April 2012

Evolution and molecular Lego


Not far from the traffic and cacophony of downtown Bangalore is a quiet, secluded compound that houses India’s National Centre for Biological Sciences of the Tata Institute of Fundamental Research. Now in its 20th year, this center of research excellence is powered by scientists studying biochemistry, biophysics and bioinformatics; cellular organization and signaling; ecology and evolution; genetics and development; neurobiology; and theory and simulation of biological systems. I had the pleasure of visiting the NCBS in February to attend an international workshop and research conference titled The Evolutionary Origins of Compartmentalized Cells. India’s International Centre for Theoretical Sciences provided funding for the meeting as part of its mission to nucleate new areas of research by bringing together scientists from diverse fields.

The conference was organized by Frances Brodsky from the University of California at San Francisco together with Satyajit (Jitu) Mayor and Mukund Thattai from the NCBS. Their goal was to bring together evolutionary biologists, cell biologists and immunologists to try to synthesize what these disciplines can teach us about the origins of the first eukaryotic cell and the origin of the human immune system. The conference taught me an important lesson: Evolution of a biochemical process can teach us a great deal about how it operates – it can help determine which features are fundamental and which represent cellular or organismal specialization. I have often neglected to consider evolution when trying to understand the molecular basis of a given cellular process. Evolution adds an important dimension.

pres_msg_Frances_Brodsky   pres_msg_Satyajit_Mayor   pres_msg_Mukund_Thattai 
  The conference was organized by Frances Brodsky of the University of
  California at San Francisco, Satyajit (Jitu) Mayor, center, and Mukund
  Thattai from India’s National Centre for Biological Sciences.

“Bringing together molecular cell biologists, immunologists and evolutionary biologists who appeared ready to candidly discuss their favorite cellular processes and structures and debate the origins of cellular compartments and cellular immunity in the context of new ideas about genes and their capacity for evolution was a risky experiment for us as organizers of this conference,” said Mayor. “The quality of discussion and the fount of new ideas generated suggest that this experiment was wildly successful. This augurs well for a bright future for the exciting and emerging field of evolutionary cell biology.”

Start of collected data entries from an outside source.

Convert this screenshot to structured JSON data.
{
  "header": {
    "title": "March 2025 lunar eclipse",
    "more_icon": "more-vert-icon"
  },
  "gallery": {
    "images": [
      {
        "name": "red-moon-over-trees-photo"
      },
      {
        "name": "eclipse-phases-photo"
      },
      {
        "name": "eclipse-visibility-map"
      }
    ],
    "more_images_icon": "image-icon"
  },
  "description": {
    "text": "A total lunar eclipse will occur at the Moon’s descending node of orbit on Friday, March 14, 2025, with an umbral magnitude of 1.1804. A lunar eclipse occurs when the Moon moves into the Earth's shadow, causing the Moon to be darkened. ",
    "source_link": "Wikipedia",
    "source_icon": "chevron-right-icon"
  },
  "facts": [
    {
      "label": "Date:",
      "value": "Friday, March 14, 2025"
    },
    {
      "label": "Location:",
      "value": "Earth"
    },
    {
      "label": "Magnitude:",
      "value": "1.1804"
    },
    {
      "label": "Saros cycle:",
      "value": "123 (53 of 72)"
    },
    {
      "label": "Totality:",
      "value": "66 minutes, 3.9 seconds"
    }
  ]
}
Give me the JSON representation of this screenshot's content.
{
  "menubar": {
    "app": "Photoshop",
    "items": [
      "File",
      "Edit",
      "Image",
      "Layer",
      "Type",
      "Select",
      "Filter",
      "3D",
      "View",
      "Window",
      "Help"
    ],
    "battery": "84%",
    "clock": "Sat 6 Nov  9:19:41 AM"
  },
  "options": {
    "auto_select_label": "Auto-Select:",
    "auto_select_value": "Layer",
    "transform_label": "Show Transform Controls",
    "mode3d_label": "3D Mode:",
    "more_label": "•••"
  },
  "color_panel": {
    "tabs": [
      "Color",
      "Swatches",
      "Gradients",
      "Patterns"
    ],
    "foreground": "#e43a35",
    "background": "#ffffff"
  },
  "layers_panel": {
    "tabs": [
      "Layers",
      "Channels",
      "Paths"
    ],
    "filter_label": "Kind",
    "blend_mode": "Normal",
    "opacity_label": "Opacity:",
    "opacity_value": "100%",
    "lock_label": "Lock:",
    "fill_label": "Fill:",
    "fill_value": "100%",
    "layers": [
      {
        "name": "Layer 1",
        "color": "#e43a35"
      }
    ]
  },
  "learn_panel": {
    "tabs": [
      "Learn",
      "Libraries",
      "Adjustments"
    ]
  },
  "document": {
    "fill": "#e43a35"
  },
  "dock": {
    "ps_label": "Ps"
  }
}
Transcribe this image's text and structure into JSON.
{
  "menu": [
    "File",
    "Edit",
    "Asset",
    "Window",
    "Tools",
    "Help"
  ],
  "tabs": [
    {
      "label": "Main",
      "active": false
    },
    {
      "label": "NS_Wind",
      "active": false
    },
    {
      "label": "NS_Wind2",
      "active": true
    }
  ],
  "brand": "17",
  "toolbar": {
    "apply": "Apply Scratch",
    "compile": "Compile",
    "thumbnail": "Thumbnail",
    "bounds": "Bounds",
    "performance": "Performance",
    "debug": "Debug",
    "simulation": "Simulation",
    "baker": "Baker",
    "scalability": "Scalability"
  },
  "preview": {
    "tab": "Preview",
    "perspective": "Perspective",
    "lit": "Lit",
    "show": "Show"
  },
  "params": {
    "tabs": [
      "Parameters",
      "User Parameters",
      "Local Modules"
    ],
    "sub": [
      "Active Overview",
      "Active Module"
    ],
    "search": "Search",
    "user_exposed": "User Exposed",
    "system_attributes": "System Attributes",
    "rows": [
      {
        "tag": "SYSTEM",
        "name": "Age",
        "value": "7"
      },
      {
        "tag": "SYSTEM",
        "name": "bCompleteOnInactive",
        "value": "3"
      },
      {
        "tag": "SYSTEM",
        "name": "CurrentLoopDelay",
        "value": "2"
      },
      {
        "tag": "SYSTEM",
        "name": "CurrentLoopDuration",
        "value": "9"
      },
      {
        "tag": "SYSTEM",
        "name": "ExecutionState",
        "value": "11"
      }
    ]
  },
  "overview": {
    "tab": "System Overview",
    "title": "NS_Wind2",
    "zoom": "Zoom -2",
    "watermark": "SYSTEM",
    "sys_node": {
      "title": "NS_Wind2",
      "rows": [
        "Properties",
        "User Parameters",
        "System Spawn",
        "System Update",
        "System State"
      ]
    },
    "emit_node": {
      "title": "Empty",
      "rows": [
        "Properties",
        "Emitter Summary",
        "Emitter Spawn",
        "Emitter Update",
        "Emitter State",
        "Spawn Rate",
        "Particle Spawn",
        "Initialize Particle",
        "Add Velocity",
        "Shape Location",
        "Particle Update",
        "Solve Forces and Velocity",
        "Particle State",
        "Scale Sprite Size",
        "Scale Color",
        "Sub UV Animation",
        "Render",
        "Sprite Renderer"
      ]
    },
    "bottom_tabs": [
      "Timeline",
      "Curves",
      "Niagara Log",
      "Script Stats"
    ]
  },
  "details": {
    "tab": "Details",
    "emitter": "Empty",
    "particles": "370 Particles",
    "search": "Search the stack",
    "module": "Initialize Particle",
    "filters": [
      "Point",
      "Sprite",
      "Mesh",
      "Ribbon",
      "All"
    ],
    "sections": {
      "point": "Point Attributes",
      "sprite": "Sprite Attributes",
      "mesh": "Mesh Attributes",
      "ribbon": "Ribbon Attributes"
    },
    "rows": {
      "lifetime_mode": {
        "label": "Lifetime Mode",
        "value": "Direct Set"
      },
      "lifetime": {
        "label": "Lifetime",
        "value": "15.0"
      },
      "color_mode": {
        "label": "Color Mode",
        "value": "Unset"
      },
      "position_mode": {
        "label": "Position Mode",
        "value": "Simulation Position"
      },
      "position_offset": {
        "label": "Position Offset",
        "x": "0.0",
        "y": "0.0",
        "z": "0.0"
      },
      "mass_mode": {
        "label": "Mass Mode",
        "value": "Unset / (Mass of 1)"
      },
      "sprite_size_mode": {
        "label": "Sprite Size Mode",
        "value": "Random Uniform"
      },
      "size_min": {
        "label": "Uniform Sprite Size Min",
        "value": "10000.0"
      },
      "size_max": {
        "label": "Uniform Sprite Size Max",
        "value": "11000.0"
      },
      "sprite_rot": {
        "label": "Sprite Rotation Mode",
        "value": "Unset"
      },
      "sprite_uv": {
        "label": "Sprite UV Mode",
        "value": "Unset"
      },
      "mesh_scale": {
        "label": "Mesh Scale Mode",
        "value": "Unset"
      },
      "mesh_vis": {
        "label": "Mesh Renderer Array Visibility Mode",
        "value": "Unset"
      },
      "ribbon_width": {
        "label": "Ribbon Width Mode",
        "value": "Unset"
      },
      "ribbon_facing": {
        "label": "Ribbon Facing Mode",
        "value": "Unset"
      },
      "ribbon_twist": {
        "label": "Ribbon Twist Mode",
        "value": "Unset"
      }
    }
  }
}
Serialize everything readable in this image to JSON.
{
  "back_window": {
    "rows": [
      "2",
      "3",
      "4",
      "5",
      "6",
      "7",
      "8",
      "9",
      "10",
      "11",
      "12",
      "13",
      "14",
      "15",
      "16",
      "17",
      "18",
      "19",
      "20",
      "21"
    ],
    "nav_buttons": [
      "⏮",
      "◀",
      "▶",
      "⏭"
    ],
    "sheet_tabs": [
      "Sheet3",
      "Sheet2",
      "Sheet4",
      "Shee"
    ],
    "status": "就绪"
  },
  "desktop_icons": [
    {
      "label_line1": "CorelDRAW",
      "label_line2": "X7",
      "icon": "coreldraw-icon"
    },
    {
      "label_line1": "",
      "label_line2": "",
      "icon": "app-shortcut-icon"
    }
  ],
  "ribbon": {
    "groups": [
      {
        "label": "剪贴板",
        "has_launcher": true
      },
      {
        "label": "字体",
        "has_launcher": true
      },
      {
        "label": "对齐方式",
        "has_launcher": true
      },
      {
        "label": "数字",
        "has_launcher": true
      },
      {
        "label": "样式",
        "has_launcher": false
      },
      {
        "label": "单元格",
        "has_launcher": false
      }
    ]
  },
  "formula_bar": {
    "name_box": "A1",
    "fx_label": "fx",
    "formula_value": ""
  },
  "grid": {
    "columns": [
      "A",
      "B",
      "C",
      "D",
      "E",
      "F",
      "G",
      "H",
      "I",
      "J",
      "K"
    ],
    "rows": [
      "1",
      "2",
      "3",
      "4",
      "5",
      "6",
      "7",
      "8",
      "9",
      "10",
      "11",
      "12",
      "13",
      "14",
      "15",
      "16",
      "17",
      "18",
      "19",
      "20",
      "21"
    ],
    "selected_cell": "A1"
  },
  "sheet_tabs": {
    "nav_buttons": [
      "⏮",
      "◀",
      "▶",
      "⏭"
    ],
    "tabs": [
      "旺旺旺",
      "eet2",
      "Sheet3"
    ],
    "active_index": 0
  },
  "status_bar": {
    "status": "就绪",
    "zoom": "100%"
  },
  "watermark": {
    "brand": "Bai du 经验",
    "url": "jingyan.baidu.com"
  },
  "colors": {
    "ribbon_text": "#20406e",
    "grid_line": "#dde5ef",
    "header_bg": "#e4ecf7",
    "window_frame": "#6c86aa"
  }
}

Thattai echoed Mayor’s sentiments, saying, “One of the great things about studying the evolution of cells is that no topic is off limits. Though ours was a diverse meeting by any standard, with topics ranging from organelle biology to phylogenetics to ancient viruses, I found fascinating and relevant ideas to take away from every talk.”

Brodsky added, “Molecular cell biologists interested in the evolutionary origins of pathways we study can learn a lot from immunologists who have refined techniques to extract information from the co-evolution of host–pathogen interaction pathways, which are the most rapidly evolving in biology.”

I was invited to the conference because I share a common experience with one of the organizers, Brodsky. A manuscript referee once told each of us (independently) that the human proteins that we were describing couldn’t be relevant because that gene product is not present in mice (even though it was present in all other vertebrates). Some take the even more extreme view that if we understand a process in yeast it is not worth studying in humans because we already understand the fundamentals.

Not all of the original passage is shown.